Delusions of choice

And now I’ll spell out exactly why I think the Collective Response is so wrong and bad.

The hijab is a statement of female subordination, and it’s also a statement of loyalty or obedience to a ferociously misogynist and coercive religion. Some people are “offended” to be told that. It doesn’t follow that it’s not true.

Women who wear the hijab without being forced are making a mistake, just as nuns are making a mistake in being nuns. Both sets of women are endorsing a religion that systematically and explicitly bars them from leadership positions in the religion and declares them subordinate and inferior overall. That’s a mistake. It’s not “racist” to say that.

The Collective Response claims that wearing the hijab is a matter of choice.

What we do find deeply problematic, however, is the questioning of women’s choice to wear the niqab and the presumption that this decision is rooted in a “false consciousness.”

To us, it is deeply troubling to be patronized by a person who insists the hijab is never a choice made of free will.

Note that in the first mention they say “niqab” – which takes their wrongness to a whole new level. They said in a comment that this was a slip of the tongue (some slip!) but they decided to leave it “in hopes of sparking a multilayered discussion that engages understandings of the hijab as well as the niqab.” This just underlines their fundamental frivolity and callousness. Yes let’s also spark a multilayered discussion that engages understandings of stoning to death and girls married off at age 9 and girls’ genitalia carved up like a roasted duck and girls and women murdered for saying No. Let’s treat it all as a “site” for “multilayered discussion” of “intersectionality” and perhaps another publication in The Journal of Pious Horseshit. Yes let’s have a fun detached multilayered chat about women wearing cloth bags over their heads with only a tiny slit in front of the eyes.

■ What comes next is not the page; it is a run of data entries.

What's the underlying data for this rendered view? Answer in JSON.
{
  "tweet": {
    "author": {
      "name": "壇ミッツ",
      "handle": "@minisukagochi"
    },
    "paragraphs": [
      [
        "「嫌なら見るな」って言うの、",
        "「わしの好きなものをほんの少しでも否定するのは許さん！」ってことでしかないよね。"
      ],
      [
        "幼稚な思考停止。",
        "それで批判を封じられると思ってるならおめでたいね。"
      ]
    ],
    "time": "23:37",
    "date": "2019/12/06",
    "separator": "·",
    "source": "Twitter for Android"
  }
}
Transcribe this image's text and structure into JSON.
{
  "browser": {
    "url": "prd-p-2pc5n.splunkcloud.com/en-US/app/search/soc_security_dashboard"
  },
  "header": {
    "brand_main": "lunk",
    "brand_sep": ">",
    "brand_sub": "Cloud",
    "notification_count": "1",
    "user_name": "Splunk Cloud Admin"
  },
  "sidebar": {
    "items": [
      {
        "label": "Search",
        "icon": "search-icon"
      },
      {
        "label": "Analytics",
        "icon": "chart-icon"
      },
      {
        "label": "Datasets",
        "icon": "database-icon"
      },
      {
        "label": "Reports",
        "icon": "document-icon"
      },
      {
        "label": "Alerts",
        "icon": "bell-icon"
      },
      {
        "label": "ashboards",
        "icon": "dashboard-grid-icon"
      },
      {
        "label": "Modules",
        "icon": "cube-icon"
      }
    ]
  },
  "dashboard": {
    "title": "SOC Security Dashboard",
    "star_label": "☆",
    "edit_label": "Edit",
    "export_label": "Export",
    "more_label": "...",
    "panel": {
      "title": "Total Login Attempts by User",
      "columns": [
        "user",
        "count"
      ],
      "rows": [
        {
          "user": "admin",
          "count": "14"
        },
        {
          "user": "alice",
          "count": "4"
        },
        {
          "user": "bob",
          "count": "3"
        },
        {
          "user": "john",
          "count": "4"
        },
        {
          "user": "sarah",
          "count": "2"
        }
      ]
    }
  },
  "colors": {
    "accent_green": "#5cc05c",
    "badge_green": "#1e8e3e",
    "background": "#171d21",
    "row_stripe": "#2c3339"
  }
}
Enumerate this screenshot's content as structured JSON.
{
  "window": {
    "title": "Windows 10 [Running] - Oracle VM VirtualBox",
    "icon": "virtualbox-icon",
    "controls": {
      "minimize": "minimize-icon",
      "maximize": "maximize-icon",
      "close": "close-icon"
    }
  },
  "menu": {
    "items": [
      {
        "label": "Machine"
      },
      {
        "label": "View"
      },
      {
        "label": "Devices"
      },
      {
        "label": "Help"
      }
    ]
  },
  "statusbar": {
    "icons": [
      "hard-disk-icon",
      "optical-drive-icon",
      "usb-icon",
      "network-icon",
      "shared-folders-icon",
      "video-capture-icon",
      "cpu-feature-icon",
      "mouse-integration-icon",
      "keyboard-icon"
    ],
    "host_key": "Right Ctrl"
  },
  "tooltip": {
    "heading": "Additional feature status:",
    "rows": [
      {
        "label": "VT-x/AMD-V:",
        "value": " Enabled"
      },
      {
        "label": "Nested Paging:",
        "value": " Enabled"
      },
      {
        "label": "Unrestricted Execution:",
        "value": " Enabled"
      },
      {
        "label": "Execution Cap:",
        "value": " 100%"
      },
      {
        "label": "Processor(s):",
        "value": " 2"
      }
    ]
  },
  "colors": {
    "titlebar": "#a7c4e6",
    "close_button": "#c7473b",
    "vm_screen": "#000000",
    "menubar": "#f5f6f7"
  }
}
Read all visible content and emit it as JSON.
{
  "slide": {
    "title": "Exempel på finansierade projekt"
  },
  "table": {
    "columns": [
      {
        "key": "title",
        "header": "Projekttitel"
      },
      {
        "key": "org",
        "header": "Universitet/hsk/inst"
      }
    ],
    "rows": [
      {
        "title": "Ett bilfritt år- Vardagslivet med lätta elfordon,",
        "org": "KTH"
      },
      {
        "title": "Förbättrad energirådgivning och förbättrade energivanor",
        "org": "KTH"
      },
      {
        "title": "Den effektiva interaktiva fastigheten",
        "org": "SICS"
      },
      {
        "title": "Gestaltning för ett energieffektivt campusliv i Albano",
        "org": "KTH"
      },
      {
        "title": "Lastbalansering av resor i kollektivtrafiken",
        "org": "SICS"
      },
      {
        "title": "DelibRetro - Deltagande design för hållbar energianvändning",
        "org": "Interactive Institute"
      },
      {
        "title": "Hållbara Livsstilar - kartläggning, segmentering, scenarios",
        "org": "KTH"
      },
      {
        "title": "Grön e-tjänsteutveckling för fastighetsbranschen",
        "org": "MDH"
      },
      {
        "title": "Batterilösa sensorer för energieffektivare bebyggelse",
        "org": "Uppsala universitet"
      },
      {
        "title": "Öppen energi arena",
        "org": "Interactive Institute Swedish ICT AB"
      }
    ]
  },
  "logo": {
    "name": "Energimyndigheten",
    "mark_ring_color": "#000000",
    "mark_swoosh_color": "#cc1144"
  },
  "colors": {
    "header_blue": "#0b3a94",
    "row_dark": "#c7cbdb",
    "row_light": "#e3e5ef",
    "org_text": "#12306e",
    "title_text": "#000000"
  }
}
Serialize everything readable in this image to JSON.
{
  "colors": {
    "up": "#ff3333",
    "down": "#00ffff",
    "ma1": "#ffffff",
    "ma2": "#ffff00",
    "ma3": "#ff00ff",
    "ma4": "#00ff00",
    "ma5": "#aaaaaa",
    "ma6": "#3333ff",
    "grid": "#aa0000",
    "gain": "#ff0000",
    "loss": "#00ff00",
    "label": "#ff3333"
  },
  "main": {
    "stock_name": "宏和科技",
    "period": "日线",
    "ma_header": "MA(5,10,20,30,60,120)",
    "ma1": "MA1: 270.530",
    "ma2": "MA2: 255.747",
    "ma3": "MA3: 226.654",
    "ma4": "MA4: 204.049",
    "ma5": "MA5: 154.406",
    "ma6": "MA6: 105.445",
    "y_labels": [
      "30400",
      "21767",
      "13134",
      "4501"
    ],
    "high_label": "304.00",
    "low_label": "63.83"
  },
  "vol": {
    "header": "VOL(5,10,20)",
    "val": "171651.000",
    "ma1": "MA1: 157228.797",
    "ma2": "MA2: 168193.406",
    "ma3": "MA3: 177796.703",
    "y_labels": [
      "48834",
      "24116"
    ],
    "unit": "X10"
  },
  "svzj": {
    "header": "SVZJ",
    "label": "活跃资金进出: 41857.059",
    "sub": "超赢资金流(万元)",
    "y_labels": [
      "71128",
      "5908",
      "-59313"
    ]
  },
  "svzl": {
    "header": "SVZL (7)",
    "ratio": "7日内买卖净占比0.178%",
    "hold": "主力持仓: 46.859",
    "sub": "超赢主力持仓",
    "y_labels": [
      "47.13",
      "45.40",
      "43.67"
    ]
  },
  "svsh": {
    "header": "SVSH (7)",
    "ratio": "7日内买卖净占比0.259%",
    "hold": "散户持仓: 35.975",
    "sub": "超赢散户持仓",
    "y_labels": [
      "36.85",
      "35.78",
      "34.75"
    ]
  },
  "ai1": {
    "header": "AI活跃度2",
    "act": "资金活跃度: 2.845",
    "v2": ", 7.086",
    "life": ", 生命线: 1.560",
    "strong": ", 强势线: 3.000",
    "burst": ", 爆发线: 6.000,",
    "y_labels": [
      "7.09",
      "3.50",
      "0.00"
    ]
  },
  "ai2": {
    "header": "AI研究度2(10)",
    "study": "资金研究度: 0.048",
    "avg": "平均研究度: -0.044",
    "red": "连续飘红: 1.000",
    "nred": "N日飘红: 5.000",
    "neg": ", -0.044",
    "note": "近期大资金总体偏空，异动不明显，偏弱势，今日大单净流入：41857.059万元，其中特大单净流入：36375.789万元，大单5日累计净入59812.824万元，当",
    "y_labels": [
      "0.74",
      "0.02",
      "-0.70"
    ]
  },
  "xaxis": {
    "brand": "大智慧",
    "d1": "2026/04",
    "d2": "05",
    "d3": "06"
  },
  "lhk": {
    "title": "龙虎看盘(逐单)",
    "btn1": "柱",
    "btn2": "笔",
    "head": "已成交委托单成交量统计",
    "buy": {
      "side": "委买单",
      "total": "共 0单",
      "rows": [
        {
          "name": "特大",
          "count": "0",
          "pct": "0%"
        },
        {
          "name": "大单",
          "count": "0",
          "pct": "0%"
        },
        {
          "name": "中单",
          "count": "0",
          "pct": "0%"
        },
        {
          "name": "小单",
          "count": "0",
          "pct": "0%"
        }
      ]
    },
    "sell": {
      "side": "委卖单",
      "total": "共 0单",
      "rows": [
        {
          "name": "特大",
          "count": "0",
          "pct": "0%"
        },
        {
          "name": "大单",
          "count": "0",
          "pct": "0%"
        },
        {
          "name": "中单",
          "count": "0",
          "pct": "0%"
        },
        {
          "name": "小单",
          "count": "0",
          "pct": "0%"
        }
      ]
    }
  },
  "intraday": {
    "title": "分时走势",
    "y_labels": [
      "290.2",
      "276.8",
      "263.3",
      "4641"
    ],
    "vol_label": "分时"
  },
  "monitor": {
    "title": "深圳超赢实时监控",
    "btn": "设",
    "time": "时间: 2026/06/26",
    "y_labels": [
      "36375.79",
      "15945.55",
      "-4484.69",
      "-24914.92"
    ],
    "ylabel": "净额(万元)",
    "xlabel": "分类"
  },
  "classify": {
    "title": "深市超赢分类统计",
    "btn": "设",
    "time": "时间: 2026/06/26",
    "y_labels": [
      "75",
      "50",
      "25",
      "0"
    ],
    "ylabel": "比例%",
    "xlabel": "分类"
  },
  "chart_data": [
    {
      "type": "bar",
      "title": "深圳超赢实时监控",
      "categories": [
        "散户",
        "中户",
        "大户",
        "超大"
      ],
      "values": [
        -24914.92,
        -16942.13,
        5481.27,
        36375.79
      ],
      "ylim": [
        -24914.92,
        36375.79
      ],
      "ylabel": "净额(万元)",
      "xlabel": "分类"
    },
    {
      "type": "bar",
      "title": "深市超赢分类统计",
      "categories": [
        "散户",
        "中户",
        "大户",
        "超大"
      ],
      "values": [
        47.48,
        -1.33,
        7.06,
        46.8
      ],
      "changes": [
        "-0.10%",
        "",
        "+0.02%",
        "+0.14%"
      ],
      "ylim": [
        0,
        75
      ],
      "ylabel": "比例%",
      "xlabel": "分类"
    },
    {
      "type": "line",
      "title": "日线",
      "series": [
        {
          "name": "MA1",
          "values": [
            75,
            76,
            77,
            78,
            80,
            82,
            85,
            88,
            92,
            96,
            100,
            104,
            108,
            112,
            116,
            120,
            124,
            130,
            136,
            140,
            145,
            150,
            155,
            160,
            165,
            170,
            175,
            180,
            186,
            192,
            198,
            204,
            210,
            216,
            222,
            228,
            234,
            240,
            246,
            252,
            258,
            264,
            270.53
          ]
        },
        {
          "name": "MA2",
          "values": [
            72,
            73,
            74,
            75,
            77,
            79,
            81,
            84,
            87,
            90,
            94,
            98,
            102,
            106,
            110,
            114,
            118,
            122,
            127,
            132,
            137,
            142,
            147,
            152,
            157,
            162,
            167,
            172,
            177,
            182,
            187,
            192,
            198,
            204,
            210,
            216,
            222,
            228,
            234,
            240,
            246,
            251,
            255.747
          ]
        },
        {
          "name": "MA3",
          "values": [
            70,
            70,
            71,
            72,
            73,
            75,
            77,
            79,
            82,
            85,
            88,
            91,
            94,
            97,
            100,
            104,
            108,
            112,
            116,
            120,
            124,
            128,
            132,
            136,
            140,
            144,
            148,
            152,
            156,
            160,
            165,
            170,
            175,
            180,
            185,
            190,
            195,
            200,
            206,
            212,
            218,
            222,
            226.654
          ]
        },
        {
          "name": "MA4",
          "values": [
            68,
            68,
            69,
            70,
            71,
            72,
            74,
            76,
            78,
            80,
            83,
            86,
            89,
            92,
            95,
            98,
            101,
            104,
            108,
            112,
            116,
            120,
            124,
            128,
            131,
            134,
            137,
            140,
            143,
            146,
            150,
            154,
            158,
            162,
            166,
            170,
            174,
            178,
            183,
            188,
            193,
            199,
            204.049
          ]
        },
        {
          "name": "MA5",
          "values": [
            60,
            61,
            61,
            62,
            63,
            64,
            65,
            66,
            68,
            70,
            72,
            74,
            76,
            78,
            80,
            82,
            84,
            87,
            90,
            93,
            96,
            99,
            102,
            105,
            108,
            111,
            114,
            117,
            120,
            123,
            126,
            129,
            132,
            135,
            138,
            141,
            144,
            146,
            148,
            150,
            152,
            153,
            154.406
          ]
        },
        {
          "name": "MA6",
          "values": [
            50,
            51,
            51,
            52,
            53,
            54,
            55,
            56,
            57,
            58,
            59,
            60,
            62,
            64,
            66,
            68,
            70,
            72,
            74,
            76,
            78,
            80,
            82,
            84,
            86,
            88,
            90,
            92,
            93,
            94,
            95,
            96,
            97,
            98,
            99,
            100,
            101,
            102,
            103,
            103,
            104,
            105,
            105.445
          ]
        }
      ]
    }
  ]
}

Moving on…They find it problematic that Wilde-Blavatsky questions women’s “choice” to wear the niqab and the hijab. Really? It’s clear from their use of jargon that they consider themselves highly sophisticated, but what is sophisticated about taking the notion of choice and free will as transparent and unproblematic? What do they think they mean? How would it be possible to make a free choice to wear the hijab? Free how, free in what sense? Free of influence of any kind?

The idea is ridiculous. We don’t do anything social that way. We certainly don’t wear clothes free of influence – our “choices” are shaped by what’s available and by what’s “normal” – no matter what choices we make, they’re shaped by constraints of that kind. If we “choose” to wear a leopard-pattern loincloth, that choice is shaped by various influences just as a choice to wear jeans and a sweatshirt is – and just as a choice to wear the hijab is.

And the hijab is what it is and not something else. It’s not a baseball cap or a scrunchie. It’s not secular. It has the meaning it has, and there is no “choice” that women can make that alters that fact. It’s a religious garment, with an extensive history of coercion and even violence – a lot of violence – that can’t be erased just by calling it a choice. Imagine a Jew in Amsterdam or Paris in 1946 making a “choice” to wear a yellow star. No “choice” could have erased the meaning of the yellow star. No “choice” can erase the meaning of the hijab now.